With other types of rocks like the ground or dry rocks, there was a different section in the main tool for this, which exposed vein controls through primary and secondary noises. This allowed an artist to displace the rocks based on vein masks, or alternatively, bake onto low res versions of this craggy ground rocks for the optimal usage in a game engine.

Texture Baking

One of the bottlenecks of game engines is the performance overhead endured from high res imports, especially very complex shapes such as rocks. Also responsible for the procedural texturing of these rocks, it was crucial to find a way or UV unwrapping and baking out texture maps from these rock assets and exporting them to Unreal. 

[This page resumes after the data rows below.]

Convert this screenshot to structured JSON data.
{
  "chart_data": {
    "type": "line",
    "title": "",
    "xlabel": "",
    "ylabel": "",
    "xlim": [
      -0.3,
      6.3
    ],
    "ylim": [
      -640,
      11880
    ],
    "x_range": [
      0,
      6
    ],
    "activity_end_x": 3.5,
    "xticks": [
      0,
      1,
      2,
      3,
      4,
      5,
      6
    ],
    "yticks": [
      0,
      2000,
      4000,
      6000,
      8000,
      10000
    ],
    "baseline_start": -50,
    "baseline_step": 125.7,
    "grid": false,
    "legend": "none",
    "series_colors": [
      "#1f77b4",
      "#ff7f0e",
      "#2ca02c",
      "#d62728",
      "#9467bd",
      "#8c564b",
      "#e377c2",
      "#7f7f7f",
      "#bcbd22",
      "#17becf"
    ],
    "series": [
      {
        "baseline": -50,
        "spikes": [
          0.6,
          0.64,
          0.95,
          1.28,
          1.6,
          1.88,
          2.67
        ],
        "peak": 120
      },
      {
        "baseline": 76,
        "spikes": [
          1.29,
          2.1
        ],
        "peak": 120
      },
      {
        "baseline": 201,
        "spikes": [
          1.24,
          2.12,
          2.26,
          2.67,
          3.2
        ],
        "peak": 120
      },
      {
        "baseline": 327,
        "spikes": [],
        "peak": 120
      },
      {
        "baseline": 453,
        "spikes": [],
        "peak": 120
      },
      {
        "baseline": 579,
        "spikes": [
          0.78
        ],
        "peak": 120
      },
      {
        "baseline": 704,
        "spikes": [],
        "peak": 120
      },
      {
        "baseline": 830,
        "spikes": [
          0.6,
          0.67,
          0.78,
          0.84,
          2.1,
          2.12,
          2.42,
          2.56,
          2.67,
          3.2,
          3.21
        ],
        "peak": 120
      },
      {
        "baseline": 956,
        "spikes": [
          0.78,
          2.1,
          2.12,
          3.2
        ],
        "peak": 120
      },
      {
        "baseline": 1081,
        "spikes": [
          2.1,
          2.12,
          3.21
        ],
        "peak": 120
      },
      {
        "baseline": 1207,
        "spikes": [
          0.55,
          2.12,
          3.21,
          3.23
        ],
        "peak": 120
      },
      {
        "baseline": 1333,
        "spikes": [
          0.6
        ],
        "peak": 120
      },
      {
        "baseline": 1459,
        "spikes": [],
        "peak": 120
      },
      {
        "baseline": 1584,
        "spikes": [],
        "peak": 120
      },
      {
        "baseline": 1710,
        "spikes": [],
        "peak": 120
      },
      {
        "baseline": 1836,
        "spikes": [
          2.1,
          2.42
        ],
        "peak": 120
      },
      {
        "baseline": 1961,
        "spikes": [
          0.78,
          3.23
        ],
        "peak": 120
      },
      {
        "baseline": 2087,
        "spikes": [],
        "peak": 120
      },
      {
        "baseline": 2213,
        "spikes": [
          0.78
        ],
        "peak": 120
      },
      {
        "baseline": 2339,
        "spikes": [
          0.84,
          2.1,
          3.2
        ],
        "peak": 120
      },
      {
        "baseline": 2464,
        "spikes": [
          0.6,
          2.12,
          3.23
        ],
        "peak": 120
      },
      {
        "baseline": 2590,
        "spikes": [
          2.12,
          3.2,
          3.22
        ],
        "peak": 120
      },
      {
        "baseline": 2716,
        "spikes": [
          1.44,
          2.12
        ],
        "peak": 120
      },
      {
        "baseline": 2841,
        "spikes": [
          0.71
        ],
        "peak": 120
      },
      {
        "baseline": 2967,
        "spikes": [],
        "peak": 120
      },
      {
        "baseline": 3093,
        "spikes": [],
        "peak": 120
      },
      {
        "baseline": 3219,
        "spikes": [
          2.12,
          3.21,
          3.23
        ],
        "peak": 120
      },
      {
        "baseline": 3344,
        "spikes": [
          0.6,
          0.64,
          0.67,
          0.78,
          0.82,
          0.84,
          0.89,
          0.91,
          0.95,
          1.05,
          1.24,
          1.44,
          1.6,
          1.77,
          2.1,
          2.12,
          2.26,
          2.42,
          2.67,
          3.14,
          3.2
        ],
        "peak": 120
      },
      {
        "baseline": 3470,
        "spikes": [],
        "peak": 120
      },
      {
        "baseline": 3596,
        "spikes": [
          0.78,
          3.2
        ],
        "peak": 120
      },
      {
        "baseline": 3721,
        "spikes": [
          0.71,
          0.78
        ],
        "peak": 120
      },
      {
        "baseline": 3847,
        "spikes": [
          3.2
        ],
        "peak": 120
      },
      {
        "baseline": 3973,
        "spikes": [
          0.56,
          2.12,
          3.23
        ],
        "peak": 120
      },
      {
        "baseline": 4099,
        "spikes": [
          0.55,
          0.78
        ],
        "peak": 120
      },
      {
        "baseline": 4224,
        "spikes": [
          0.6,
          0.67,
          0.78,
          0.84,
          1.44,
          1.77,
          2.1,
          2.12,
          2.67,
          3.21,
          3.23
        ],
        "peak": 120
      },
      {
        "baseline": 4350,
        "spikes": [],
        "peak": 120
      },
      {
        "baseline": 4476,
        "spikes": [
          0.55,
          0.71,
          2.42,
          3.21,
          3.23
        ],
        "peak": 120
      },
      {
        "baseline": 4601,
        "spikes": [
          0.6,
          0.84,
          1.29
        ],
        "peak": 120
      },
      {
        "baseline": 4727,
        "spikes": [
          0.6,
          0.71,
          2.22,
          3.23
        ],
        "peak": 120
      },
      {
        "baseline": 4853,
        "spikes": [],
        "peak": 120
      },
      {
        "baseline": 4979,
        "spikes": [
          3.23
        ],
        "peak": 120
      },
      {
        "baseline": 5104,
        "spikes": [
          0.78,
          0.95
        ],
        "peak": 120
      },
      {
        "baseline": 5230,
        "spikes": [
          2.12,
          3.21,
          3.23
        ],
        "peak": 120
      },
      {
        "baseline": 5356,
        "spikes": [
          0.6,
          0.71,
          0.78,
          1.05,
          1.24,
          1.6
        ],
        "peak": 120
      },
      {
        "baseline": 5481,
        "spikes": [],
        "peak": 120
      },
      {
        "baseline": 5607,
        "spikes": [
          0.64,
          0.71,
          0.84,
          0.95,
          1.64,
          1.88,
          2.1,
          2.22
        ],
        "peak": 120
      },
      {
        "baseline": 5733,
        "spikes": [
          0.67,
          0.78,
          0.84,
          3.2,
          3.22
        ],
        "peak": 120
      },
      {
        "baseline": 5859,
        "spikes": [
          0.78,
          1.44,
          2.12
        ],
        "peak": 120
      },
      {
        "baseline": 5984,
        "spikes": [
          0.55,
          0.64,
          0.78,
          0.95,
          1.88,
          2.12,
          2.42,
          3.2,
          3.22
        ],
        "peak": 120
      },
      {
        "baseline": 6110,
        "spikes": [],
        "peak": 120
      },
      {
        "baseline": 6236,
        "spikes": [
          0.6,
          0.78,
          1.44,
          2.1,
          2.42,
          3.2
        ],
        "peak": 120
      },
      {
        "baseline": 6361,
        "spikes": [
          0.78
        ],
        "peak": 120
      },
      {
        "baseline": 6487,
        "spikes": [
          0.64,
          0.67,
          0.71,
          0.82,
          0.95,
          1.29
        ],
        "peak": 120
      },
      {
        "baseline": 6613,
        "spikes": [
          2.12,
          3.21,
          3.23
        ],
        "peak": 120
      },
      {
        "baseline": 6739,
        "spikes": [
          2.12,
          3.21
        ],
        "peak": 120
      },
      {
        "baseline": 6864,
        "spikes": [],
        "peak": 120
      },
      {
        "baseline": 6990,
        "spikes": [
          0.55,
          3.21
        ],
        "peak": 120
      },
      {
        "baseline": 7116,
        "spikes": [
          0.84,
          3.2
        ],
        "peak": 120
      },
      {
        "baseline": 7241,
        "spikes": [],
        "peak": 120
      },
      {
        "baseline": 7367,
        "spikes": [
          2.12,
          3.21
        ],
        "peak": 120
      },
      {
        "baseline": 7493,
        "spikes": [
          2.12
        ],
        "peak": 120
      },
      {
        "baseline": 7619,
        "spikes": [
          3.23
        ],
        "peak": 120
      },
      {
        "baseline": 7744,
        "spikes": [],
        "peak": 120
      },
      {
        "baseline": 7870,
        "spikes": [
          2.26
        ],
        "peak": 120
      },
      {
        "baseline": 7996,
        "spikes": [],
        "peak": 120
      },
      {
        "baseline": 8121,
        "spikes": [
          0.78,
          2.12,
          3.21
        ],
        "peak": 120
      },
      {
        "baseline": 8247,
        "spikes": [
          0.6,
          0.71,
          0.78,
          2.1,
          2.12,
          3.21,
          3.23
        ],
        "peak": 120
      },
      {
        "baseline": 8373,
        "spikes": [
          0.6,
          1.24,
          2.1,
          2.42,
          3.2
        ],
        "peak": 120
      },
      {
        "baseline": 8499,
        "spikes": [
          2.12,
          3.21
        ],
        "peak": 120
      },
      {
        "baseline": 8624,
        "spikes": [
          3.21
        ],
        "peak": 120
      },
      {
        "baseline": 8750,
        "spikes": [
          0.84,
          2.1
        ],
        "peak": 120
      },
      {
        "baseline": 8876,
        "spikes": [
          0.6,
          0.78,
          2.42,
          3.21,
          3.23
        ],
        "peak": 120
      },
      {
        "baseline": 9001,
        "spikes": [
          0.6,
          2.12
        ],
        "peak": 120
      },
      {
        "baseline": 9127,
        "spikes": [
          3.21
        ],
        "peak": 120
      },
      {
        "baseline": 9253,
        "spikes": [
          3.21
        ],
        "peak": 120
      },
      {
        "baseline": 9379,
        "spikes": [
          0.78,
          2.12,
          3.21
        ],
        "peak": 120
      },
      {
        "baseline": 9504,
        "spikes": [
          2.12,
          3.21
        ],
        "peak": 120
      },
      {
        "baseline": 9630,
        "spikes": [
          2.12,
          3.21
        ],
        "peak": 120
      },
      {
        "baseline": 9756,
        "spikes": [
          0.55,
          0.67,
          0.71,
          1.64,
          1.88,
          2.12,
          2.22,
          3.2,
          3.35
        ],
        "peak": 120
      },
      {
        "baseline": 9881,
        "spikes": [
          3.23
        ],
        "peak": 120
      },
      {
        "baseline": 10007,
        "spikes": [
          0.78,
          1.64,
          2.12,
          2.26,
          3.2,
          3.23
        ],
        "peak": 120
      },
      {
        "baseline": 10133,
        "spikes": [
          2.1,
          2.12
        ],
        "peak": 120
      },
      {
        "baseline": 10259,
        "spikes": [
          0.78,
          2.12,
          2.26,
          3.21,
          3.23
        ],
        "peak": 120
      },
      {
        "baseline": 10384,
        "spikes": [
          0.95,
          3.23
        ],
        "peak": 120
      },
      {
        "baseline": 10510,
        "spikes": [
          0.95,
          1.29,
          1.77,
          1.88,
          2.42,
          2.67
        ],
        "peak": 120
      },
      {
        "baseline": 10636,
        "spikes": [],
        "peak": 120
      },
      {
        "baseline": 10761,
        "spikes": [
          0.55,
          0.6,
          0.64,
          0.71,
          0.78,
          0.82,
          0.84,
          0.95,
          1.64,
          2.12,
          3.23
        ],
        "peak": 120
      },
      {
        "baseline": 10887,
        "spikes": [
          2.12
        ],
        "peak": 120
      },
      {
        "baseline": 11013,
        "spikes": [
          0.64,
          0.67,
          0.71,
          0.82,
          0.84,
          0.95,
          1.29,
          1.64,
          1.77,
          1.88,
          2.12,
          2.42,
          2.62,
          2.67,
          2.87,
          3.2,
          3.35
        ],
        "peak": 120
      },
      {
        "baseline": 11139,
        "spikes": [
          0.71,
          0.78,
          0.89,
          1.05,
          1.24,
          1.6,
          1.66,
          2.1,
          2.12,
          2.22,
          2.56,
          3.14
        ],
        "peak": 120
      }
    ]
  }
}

An optimization I previously discussed with my tool, was one's ability to preview and use low and high res version of the rocks as tool outputs which really helped in baking out normal and displacement details onto the low resolution versions of the mesh.

Every rock surface is unique, so the process of UV unwrapping them varied from rock to rock. With very concaved or highly irregular volumes, I researched into this field and discovered a technique of using UV flatten nodes and procedural UV based approaches to first UV unwrap the rocks. Then baking out individual map layers was easily accomplished using the labsbaketexture node in Houdini.

Tool structure

The overall tool structure is organized into 5 different categories for different rock use cases. We have displaced rocks, which converts the input mesh into a rock version. The cliff faces section which creates realistic cliff faces and stacked rock layers. SDF rocks, which is another more craggy version of the input mesh. Finally, 2 types of ground rock surfaces, one is more craggy with veining, the other more flat with stacked and displaced rock layers.

Procedural Texturing

Another responsibility of mine was procedurally texturing these rocks. To make the whole pipeline more optimized, I created a selection of VEX based and MTLX shaders for automatically applying and exporting rocks to Unreal. Within these shaders it was important to consider attributes from the obj level such as surface curvature and custom masks to introduce break-up into the rock form from the shader context.

Importing Rocks

One of the optimizations we made through the rock pipeline was also finding a way of batch importing multiple .fbx files and iterating through all the rock variants in one for loop structure to then batch export them all into respective files; one for rock assets and another for texture maps. Part of this process was to create a python script in Houdini, which allowed me to import all the rocks from the .obj level into one object context and iterate through each of them.